Romney could put off the questions no longer. From the time his candidacy had begun, he had hoped there would be no need to deliver a major speech about his Mormon faith. He thought he had dealt with the matter in countless interviews, and he worried that a big speech would draw more attention to the issue than ever. At the same time, he’d been collecting ideas and begun writing a draft. Finally, Huckabee’s rise left Romney with no option; the speech had to be delivered. The question was where. Months earlier, Mitt had met privately with former President George H. W. Bush and discussed everything from the rigors of running a campaign to the impact of family to the role of religion. Now Romney accepted an invitation to deli
ver one of the most important speeches of his life at Bush’s presidential library in Texas.

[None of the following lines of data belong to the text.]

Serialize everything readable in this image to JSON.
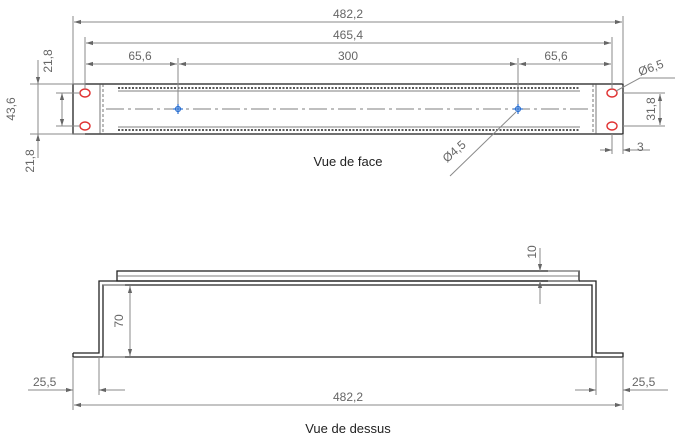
{
  "views": {
    "front": {
      "title": "Vue de face"
    },
    "top": {
      "title": "Vue de dessus"
    }
  },
  "dimensions": {
    "front_overall_width": "482,2",
    "front_hole_spacing": "465,4",
    "front_left_offset": "65,6",
    "front_center_spacing": "300",
    "front_right_offset": "65,6",
    "front_top_margin": "21,8",
    "front_bottom_margin": "21,8",
    "front_left_height": "43,6",
    "front_right_height": "31,8",
    "front_flange_thickness": "3",
    "front_mount_hole": "Ø6,5",
    "front_center_hole": "Ø4,5",
    "top_depth": "70",
    "top_plate_thickness": "10",
    "top_left_flange": "25,5",
    "top_right_flange": "25,5",
    "top_overall_width": "482,2"
  },
  "colors": {
    "mount_holes": "#e03030",
    "center_holes": "#2a6fd0"
  }
}
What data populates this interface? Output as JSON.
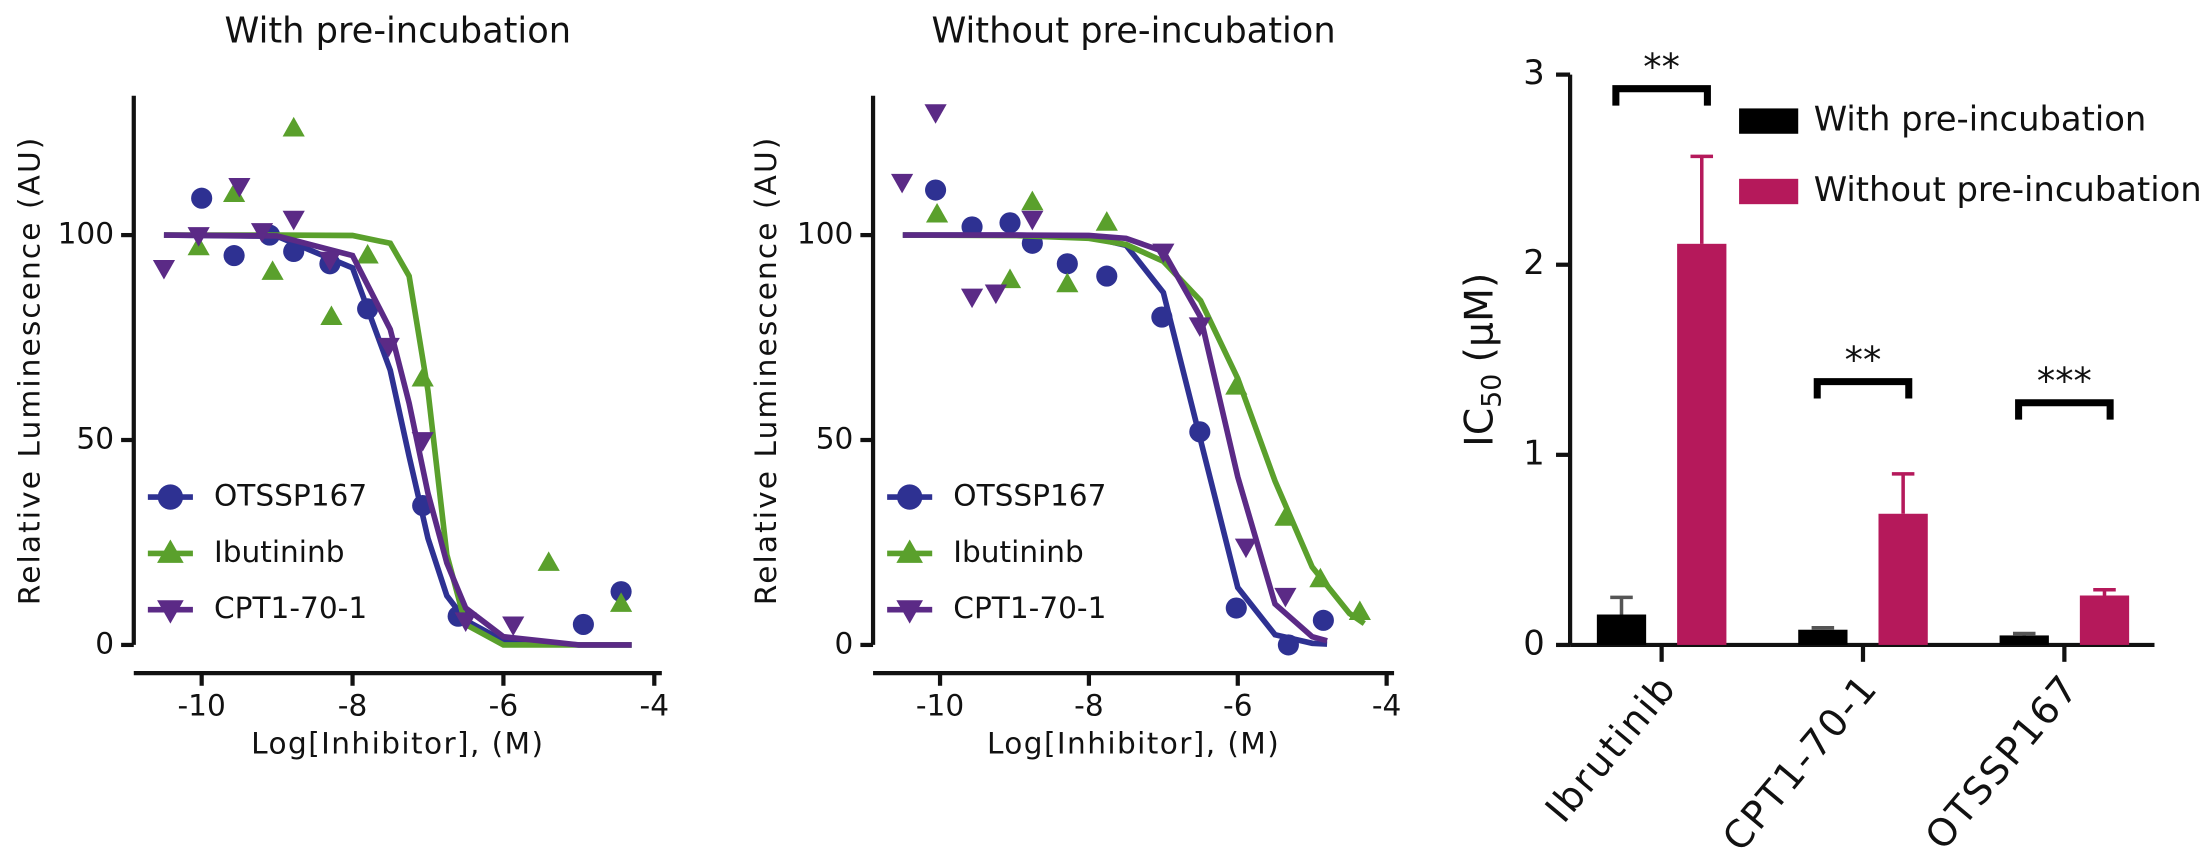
{
  "chart_data": [
    {
      "type": "scatter",
      "title": "With pre-incubation",
      "xlabel": "Log[Inhibitor], (M)",
      "ylabel": "Relative Luminescence (AU)",
      "xlim": [
        -10.9,
        -3.9
      ],
      "ylim": [
        0,
        134
      ],
      "xticks": [
        -10,
        -8,
        -6,
        -4
      ],
      "yticks": [
        0,
        50,
        100
      ],
      "legend": "lower left",
      "series": [
        {
          "name": "OTSSP167",
          "color": "#2e3192",
          "marker": "circle",
          "x": [
            -10,
            -9.57,
            -9.1,
            -8.78,
            -8.3,
            -7.8,
            -7.07,
            -6.6,
            -4.94,
            -4.44
          ],
          "values": [
            109,
            95,
            100,
            96,
            93,
            82,
            34,
            7,
            5,
            13
          ],
          "fit_x": [
            -10.5,
            -9,
            -8,
            -7.5,
            -7.25,
            -7,
            -6.75,
            -6.5,
            -6,
            -5,
            -4.3
          ],
          "fit_values": [
            100,
            99.7,
            92,
            67,
            46,
            26,
            12,
            6,
            1,
            0,
            0
          ]
        },
        {
          "name": "Ibutininb",
          "color": "#5aa02c",
          "marker": "triangle-up",
          "x": [
            -10.04,
            -9.57,
            -9.06,
            -8.78,
            -8.28,
            -7.8,
            -7.07,
            -5.4,
            -4.44
          ],
          "values": [
            97,
            110,
            91,
            126,
            80,
            95,
            65,
            20,
            10
          ],
          "fit_x": [
            -10.5,
            -9,
            -8,
            -7.5,
            -7.25,
            -7,
            -6.75,
            -6.5,
            -6,
            -5,
            -4.3
          ],
          "fit_values": [
            100,
            100,
            99.9,
            98,
            90,
            62,
            22,
            5,
            0,
            0,
            0
          ]
        },
        {
          "name": "CPT1-70-1",
          "color": "#5b2a86",
          "marker": "triangle-down",
          "x": [
            -10.5,
            -10.04,
            -9.5,
            -9.2,
            -8.78,
            -8.3,
            -7.52,
            -7.07,
            -6.5,
            -5.87
          ],
          "values": [
            92,
            100,
            112,
            101,
            104,
            94,
            73,
            50,
            6,
            5
          ],
          "fit_x": [
            -10.5,
            -9,
            -8,
            -7.5,
            -7.25,
            -7,
            -6.75,
            -6.5,
            -6,
            -5,
            -4.3
          ],
          "fit_values": [
            100,
            99.8,
            95,
            77,
            59,
            37,
            20,
            9,
            2,
            0,
            0
          ]
        }
      ]
    },
    {
      "type": "scatter",
      "title": "Without pre-incubation",
      "xlabel": "Log[Inhibitor], (M)",
      "ylabel": "Relative Luminescence (AU)",
      "xlim": [
        -10.9,
        -3.9
      ],
      "ylim": [
        0,
        134
      ],
      "xticks": [
        -10,
        -8,
        -6,
        -4
      ],
      "yticks": [
        0,
        50,
        100
      ],
      "legend": "lower left",
      "series": [
        {
          "name": "OTSSP167",
          "color": "#2e3192",
          "marker": "circle",
          "x": [
            -10.06,
            -9.57,
            -9.06,
            -8.76,
            -8.29,
            -7.76,
            -7.02,
            -6.51,
            -6.02,
            -5.32,
            -4.85
          ],
          "values": [
            111,
            102,
            103,
            98,
            93,
            90,
            80,
            52,
            9,
            0,
            6
          ],
          "fit_x": [
            -10.5,
            -9,
            -8,
            -7.5,
            -7,
            -6.5,
            -6,
            -5.5,
            -5,
            -4.8
          ],
          "fit_values": [
            100,
            100,
            99.6,
            97.5,
            86,
            50,
            14,
            2.5,
            0.4,
            0.2
          ]
        },
        {
          "name": "Ibutininb",
          "color": "#5aa02c",
          "marker": "triangle-up",
          "x": [
            -10.04,
            -9.06,
            -8.76,
            -8.29,
            -7.76,
            -6.02,
            -5.36,
            -4.89,
            -4.36
          ],
          "values": [
            105,
            89,
            108,
            88,
            103,
            63,
            31,
            16,
            8
          ],
          "fit_x": [
            -10.5,
            -9,
            -8,
            -7.5,
            -7,
            -6.5,
            -6,
            -5.5,
            -5,
            -4.5,
            -4.3
          ],
          "fit_values": [
            100,
            99.9,
            99.2,
            97.7,
            93.6,
            84,
            65,
            40,
            19,
            7.7,
            5.2
          ]
        },
        {
          "name": "CPT1-70-1",
          "color": "#5b2a86",
          "marker": "triangle-down",
          "x": [
            -10.51,
            -10.06,
            -9.57,
            -9.25,
            -8.76,
            -7,
            -6.51,
            -5.89,
            -5.36
          ],
          "values": [
            113,
            130,
            85,
            86,
            104,
            96,
            78,
            24,
            12
          ],
          "fit_x": [
            -10.5,
            -9,
            -8,
            -7.5,
            -7,
            -6.5,
            -6,
            -5.5,
            -5,
            -4.8
          ],
          "fit_values": [
            100,
            100,
            99.9,
            99.2,
            96,
            80,
            41,
            10,
            2,
            1
          ]
        }
      ]
    },
    {
      "type": "bar",
      "ylabel": {
        "main": "IC",
        "subscript": "50",
        "unit": "(μM)"
      },
      "categories": [
        "Ibrutinib",
        "CPT1-70-1",
        "OTSSP167"
      ],
      "ylim": [
        0,
        3
      ],
      "yticks": [
        0,
        1,
        2,
        3
      ],
      "legend": "upper right",
      "series": [
        {
          "name": "With pre-incubation",
          "color": "#000000",
          "values": [
            0.16,
            0.08,
            0.05
          ],
          "errors": [
            0.09,
            0.01,
            0.01
          ]
        },
        {
          "name": "Without pre-incubation",
          "color": "#b5195b",
          "values": [
            2.11,
            0.69,
            0.26
          ],
          "errors": [
            0.46,
            0.21,
            0.03
          ]
        }
      ],
      "annotations": [
        "**",
        "**",
        "***"
      ]
    }
  ]
}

But what would he say? Some urged him to explain why he believes in Mormonism and to address directly charges by some evangelicals that it is a cult. Romney flatly rejected the idea. Instead, he followed the advice of Richard Land, the Baptist leader. The year before, Land had urged him to follow John F. Kennedy’s example—to simply defend the right of any American, of any faith, to seek the presidency. Land privately thought it was “a mistake” that Romney had waited a year to deliver the speech. But now that Romney was going ahead, he agreed to take a prominent seat at the Bush library.

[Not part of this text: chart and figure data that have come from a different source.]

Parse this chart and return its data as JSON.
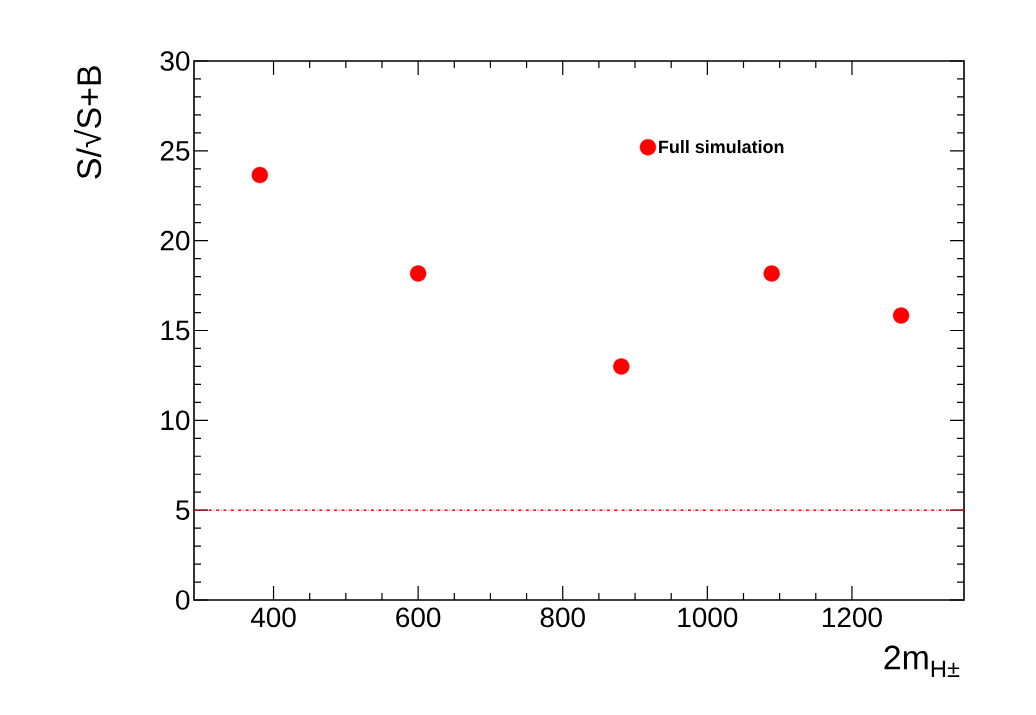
{
  "chart_data": {
    "type": "scatter",
    "xlabel": "2m$_{H±}$",
    "ylabel": "S/√S+B",
    "x": [
      381,
      600,
      881,
      1089,
      1268
    ],
    "series": [
      {
        "name": "Full simulation",
        "color": "#ff0000",
        "values": [
          23.65,
          18.17,
          13.0,
          18.17,
          15.83
        ]
      }
    ],
    "xlim": [
      290,
      1355
    ],
    "xticks": [
      400,
      600,
      800,
      1000,
      1200
    ],
    "ylim": [
      0,
      30
    ],
    "yticks": [
      0,
      5,
      10,
      15,
      20,
      25,
      30
    ],
    "ref_lines": [
      {
        "axis": "y",
        "value": 5,
        "color": "#ff0000",
        "line_style": "dashdot"
      }
    ],
    "legend": "top right",
    "grid": false
  }
}
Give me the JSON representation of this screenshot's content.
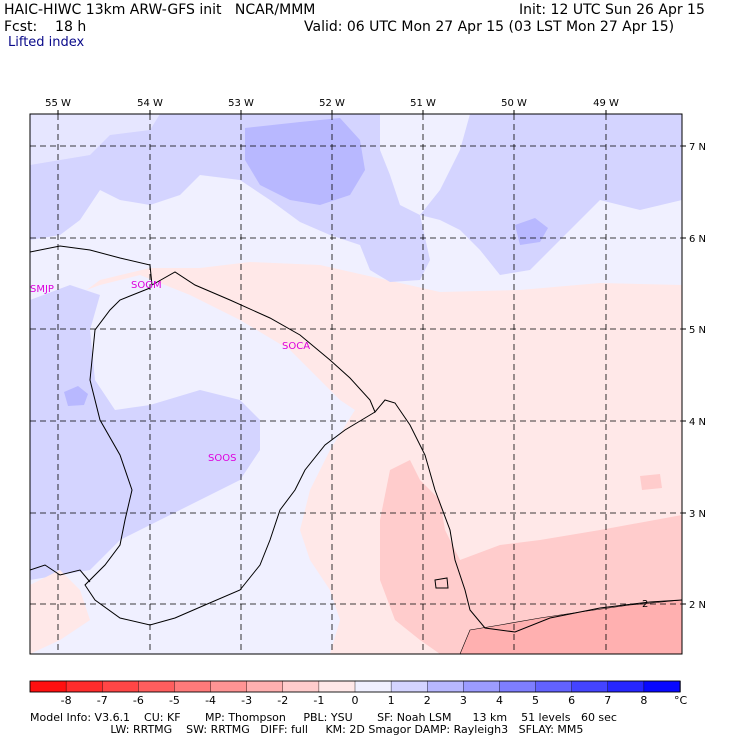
{
  "header": {
    "line1_left": "HAIC-HIWC 13km ARW-GFS init   NCAR/MMM",
    "line1_right": "Init: 12 UTC Sun 26 Apr 15",
    "line2_left": "Fcst:    18 h",
    "line2_right": "Valid: 06 UTC Mon 27 Apr 15 (03 LST Mon 27 Apr 15)",
    "field_name": "Lifted index"
  },
  "map": {
    "lon_labels": [
      "55 W",
      "54 W",
      "53 W",
      "52 W",
      "51 W",
      "50 W",
      "49 W"
    ],
    "lat_labels": [
      "7 N",
      "6 N",
      "5 N",
      "4 N",
      "3 N",
      "2 N"
    ],
    "stations": [
      {
        "id": "SMJP"
      },
      {
        "id": "SOGM"
      },
      {
        "id": "SOCA"
      },
      {
        "id": "SOOS"
      }
    ],
    "contour_label": "2"
  },
  "colorbar": {
    "labels": [
      "-8",
      "-7",
      "-6",
      "-5",
      "-4",
      "-3",
      "-2",
      "-1",
      "0",
      "1",
      "2",
      "3",
      "4",
      "5",
      "6",
      "7",
      "8"
    ],
    "unit": "°C",
    "colors": [
      "#ff1010",
      "#ff2c2c",
      "#ff4646",
      "#ff5e5e",
      "#ff7a7a",
      "#ff9494",
      "#ffb0b0",
      "#ffcccc",
      "#ffe8e8",
      "#f0f0ff",
      "#d4d4ff",
      "#b8b8ff",
      "#9c9cff",
      "#7e7eff",
      "#6262ff",
      "#4444ff",
      "#2626ff",
      "#0808ff"
    ]
  },
  "footer": {
    "line1": "Model Info: V3.6.1    CU: KF       MP: Thompson     PBL: YSU       SF: Noah LSM      13 km    51 levels   60 sec",
    "line2": "                       LW: RRTMG    SW: RRTMG   DIFF: full     KM: 2D Smagor DAMP: Rayleigh3   SFLAY: MM5"
  }
}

On December 6, 2007, about a month before the Iowa caucuses, Romney walked to the podium and took his place in front of a line of American flags. Several television news networks cut into their broadcasts to provide live coverage, with anchors predicting that Romney’s words could make or break his campaign. But if listeners were hoping to hear about the Mormon doctrines he lived by, they were disappointed. He mentioned the word “Mormon” once and made a passing reference to the faith’s former president, Brigham Young. He said he believes that Jesus Christ is the son of God and the savior of mankind. Referring only obliquely to Mormonism’s belief that other religions are wrong and that Christ came to America, he said, “My church’s beliefs about Christ may not all be the same as those of other faiths. Each religion has its own unique doctrines and history. These are not basis for criticism but rather a test of our tolerance. Religious tolerance would be a shallow principle indeed if it were reserved only for faiths with which we agree.”